En la reforma del Estatuto, que se percibe como un tema suprapartidario, el consenso político es un valor demandado por la sociedad, que rechaza con la misma fuerza la posibilidad de veto. Quien se quede fuera del consenso deberá tener unas poderosas razones, que puedan ser fácilmente explicadas y defendidas ante la ciudadanía, o de lo contrario pagará un alto precio político y electoral por su empecinamiento y por su aislamiento sin justificación. El texto firmado por IU y PSOE es un suelo sólido para seguir construyendo un Estatuto de máximo autogobierno en el marco constitucional, pues es una propuesta de gran solvencia jurídica y política, que ha conseguido una alta estima dentro y fuera de la Ponencia y cuenta ya con un amplio consenso social, como lo demuestra el apoyo de CCOO, UGT y otras organizaciones sociales. Por eso nos resultan incomprensibles las actitudes tan partidistas y tan poco constructivas del PA y del PP.

IU defiende la conveniencia de que el Estatuto refleje el proceso de construcción nacional de Andalucía como pueblo y territorio diferenciado en una España plurinacional, pero no podemos entender ni compartir que el PA supedite a ello todos los avances que el texto ya tiene con respecto al Estatuto vigente. ¿Y qué decir del PP? Nunca ha querido la reforma del Estatuto andaluz ni de ningún otro. Su falta de participación, de rigor y de solvencia en la ponencia, su negativa a firmar la proposición o sus recientes vaivenes sobre el referéndum demuestran que están tan supeditados a la política partidista de Rajoy que son incapaces de ejercer con responsabilidad la defensa de los intereses de Andalucía. Arenas ha defendido hasta ahora posiciones contradictorias y con el mismo ahínco argumenta que las reformas estatuarias no son necesarias ni demandadas por la ciudadanía y que sin el PP la reforma no es posible.

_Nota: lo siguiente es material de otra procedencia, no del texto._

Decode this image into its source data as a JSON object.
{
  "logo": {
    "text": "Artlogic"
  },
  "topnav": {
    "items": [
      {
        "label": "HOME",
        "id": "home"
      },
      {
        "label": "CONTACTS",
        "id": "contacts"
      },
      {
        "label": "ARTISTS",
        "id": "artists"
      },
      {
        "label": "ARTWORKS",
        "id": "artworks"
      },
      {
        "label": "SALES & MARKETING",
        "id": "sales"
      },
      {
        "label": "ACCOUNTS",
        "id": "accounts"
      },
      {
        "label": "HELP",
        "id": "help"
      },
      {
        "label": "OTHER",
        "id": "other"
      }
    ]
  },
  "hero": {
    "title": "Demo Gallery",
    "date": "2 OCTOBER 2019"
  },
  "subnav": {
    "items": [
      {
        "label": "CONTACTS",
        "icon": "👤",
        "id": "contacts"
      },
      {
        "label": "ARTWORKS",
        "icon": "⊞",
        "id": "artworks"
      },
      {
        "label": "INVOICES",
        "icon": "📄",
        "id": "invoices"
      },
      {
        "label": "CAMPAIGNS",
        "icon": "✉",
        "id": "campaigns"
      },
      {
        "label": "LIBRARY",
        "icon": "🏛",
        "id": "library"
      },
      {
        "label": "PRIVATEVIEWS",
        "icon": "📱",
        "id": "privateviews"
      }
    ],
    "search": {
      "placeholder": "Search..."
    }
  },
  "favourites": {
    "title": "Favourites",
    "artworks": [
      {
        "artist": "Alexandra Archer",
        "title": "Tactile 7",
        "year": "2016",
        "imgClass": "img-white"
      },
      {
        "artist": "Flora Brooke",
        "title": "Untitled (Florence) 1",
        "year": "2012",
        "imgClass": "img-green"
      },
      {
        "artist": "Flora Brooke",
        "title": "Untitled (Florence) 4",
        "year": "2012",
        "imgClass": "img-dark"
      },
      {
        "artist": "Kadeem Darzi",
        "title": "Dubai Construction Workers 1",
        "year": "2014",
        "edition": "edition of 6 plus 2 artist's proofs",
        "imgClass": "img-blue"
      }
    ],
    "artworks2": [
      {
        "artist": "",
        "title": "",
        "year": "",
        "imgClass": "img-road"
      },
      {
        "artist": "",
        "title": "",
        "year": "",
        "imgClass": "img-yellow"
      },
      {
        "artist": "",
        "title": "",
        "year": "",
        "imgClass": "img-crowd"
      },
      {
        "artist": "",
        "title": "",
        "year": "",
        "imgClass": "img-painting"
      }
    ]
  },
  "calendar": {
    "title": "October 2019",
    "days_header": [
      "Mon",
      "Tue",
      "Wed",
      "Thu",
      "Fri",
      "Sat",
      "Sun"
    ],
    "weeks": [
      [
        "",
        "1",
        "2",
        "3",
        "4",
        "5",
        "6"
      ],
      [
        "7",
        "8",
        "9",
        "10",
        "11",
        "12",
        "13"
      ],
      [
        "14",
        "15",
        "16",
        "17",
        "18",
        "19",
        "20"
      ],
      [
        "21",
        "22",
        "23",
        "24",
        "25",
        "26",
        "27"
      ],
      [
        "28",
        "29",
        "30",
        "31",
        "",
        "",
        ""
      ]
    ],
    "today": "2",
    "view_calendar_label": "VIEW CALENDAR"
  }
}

El consenso es deseable pero no al precio de recortes y limitaciones, como las que plantean los votos particulares del PP, pues cualquier pretensión de rebajar los contenidos acordados no solo no tiene sentido sino que tampoco tiene espacio, pues no parece lógico que la derecha, con un 38% de los votos, pretenda imponer sus criterios a una mayoría social de izquierdas, pues dada la correlación de fuerzas en el Parlamento andaluz y Congreso de los Diputados, es posible aprobar un Estatuto avanzado y progresista fruto del impulso de la izquierda andaluza.

En este sentido, es bueno traer a la memoria que en 1980 la derecha no dio su respaldo al Estatuto, y, sin embargo, éste se abrió paso, como también es necesario recordar que, al igual que entonces, nuestro Estatuto es determinante para la configuración final de un modelo de Estado que tiene que mantener la solidaridad como un principio esencial en defensa de la igualdad de derechos, servicios y bienestar de los ciudadanos. Por eso, hoy IU, como ayer el PCE, juega un papel importante al servicio de Andalucía, impulsando la reforma, abriendo paso a un proceso federalizante del Estado, y apostando por corregir las tendencias centralistas e inmovilistas de la derecha o confederalistas de algunos sectores nacionalistas. En definitiva, conquistar más autonomía para construir una mejor Andalucía.